Al contrario, i morti di oggi non sono né famosi né innovatori. Sono quasi tutti alpinisti ed escursionisti “normali”, gente che ripete i gesti e gli itinerari di chi li ha preceduti, non punta ad aprire vie spettacolari e non si aspetta nessun riconoscimento o menzione particolare, nemmeno dalle cronache dei giornali. Anche perché purtroppo sui giornali ci vanno solo in caso di disgrazia. Sono infatti molti anni che i media si occupano distrattamente dell’altra faccia dell’alpinismo, quella esplorativa e creativa, un po’ perché sulle Alpi scarseggiano ormai i terreni di esplorazione (ma esistono altrove, e non se ne scrive lo stesso), un po’ perché mancano le «parole per dirlo» e dopo le imprese di Reinhold Messner sembra che l’alpinismo si sia richiuso in un circolo iniziatico, destinato ad alimentare i propri miti.
Questo non significa che la gente non vada in montagna. Al contrario. Attività come l’escursionismo, lo sci alpinismo e l’arrampicata sono in incremento perfino in un paese di pigri come l’Italia, e anche l’interesse per l’alpinismo si rinnova di generazione in generazione, talvolta cercando forme nuove, più comode e sicure.

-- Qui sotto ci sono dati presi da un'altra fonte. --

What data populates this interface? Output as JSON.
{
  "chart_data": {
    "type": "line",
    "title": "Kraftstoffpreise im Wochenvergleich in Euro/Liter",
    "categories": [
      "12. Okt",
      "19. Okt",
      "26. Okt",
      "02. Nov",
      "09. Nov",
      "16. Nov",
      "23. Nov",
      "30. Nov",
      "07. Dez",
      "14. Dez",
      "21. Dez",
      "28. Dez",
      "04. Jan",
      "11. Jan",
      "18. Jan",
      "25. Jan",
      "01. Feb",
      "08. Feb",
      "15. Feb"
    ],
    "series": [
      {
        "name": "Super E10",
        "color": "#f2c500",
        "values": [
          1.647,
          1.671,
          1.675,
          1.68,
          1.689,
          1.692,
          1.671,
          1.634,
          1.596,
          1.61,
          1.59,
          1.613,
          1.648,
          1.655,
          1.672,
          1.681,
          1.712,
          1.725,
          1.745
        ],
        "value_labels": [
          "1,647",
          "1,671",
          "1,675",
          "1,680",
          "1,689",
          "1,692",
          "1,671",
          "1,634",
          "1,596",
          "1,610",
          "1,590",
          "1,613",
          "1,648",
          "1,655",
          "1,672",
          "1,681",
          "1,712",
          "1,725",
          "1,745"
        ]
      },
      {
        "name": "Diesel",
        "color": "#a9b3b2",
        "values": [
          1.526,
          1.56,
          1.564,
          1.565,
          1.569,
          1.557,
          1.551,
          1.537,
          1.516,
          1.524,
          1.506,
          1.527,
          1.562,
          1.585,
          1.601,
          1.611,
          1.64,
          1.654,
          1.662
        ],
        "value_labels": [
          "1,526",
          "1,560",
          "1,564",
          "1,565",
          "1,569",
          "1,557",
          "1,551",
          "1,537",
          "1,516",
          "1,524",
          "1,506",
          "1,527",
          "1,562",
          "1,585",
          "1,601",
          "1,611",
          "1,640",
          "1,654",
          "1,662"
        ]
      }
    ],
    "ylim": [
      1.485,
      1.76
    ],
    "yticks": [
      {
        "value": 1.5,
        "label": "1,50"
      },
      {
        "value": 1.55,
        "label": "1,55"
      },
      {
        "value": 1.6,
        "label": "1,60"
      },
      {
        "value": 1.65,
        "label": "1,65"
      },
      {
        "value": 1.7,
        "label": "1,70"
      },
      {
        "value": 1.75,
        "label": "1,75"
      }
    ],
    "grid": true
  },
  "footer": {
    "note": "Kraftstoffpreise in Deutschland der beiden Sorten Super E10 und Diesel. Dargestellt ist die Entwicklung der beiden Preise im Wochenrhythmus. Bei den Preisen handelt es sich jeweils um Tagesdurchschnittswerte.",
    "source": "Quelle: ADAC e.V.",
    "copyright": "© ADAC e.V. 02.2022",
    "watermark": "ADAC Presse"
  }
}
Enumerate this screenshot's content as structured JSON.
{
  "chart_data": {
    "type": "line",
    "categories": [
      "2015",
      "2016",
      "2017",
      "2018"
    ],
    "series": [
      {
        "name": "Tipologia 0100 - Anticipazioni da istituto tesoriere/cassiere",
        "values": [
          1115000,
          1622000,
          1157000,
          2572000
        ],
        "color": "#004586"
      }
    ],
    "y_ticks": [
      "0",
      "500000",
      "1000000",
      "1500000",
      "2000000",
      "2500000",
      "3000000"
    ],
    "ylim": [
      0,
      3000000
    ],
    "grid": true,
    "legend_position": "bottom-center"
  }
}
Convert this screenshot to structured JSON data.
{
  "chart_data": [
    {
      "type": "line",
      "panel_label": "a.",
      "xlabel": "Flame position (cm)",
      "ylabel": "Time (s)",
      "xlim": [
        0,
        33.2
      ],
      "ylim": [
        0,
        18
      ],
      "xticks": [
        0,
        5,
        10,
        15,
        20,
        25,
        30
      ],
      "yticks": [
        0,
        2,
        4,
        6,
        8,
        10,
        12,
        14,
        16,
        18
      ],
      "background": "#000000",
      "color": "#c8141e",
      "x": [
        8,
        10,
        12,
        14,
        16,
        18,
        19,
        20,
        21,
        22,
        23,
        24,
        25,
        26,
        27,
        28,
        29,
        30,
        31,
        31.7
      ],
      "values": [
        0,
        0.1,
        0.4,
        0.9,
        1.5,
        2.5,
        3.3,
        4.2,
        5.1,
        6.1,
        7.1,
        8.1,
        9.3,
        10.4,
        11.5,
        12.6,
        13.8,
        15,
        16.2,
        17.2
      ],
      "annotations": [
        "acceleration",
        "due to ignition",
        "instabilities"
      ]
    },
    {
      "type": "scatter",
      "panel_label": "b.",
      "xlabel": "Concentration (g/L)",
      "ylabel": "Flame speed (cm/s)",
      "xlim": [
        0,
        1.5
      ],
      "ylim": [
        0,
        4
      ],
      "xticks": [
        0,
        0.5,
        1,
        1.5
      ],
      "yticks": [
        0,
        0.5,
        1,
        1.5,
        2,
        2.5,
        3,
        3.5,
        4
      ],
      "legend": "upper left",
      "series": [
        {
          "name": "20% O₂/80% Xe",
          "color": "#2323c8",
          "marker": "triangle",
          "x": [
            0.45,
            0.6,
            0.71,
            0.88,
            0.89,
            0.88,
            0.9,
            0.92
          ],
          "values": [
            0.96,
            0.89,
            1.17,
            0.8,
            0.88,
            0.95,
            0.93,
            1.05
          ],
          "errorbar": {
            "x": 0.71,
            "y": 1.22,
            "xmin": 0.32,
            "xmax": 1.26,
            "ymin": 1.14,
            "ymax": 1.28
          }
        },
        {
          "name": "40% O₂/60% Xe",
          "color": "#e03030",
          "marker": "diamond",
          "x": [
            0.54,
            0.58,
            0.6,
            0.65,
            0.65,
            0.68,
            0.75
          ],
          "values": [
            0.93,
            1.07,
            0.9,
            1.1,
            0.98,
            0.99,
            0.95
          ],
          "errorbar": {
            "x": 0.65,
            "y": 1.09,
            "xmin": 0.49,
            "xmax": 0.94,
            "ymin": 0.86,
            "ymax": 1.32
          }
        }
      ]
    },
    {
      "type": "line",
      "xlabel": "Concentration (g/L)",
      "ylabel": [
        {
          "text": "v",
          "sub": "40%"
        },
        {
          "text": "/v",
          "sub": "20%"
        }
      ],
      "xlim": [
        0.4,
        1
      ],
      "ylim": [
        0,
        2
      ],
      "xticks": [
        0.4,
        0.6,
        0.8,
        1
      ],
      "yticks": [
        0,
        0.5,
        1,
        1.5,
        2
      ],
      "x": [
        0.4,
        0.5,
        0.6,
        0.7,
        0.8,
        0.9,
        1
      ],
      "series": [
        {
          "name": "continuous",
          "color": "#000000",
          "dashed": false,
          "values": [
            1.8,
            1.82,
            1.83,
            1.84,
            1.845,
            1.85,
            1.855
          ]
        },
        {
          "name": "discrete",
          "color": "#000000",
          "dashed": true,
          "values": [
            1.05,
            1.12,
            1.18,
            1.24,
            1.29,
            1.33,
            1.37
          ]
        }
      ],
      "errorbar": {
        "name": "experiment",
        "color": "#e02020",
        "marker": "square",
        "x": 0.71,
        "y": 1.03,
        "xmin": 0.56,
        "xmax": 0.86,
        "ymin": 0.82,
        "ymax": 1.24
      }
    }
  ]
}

E qui sta il primo punto: a un esame ancora imperfetto degli incidenti recenti (i rapporti del Soccorso alpino saranno disponibili solo alla fine dell’anno) sembra che i terreni più rischiosi rimangano i sentieri e i loro dintorni (la classica scivolata sul prato o sul ghiaione) e le ascensioni in alta quota, dove, il pericolo per l’alpinista, è legato al tipo di terreno e all’instabilità delle rocce, neve e ghiaccio. Se c’è un posto in cui la tecnologia può fare poco è proprio l’alta montagna.
E qui forse sta il secondo punto. La tecnologia, i materiali sofisticati, le raffinate previsioni meteorologiche, i cellulari, gli elicotteri del soccorso, in una parola l’eccesso di sicurezza, possono rivelarsi psicologicamente controproducenti. Quando si partiva per la montagna sapendo di poter contare solo sulle proprie forze, si mettevano certamente in conto il temporale improvviso o il bivacco all’addiaccio, e si era preparati ad affrontarli con l’equipaggiamento povero di allora. Per un sano atteggiamento mentale, nessuno si illudeva di programmare gli imprevisti dell’ascensione, e l’incognita era il sale dell’avventura.
Certo la tecnologia offre materiali e soluzioni molto più efficaci, ma parallelamente insinua ipotesi certe e variabili quantificabili, anche se in alpinismo non c’è niente di certo, tranne l’avventura stessa.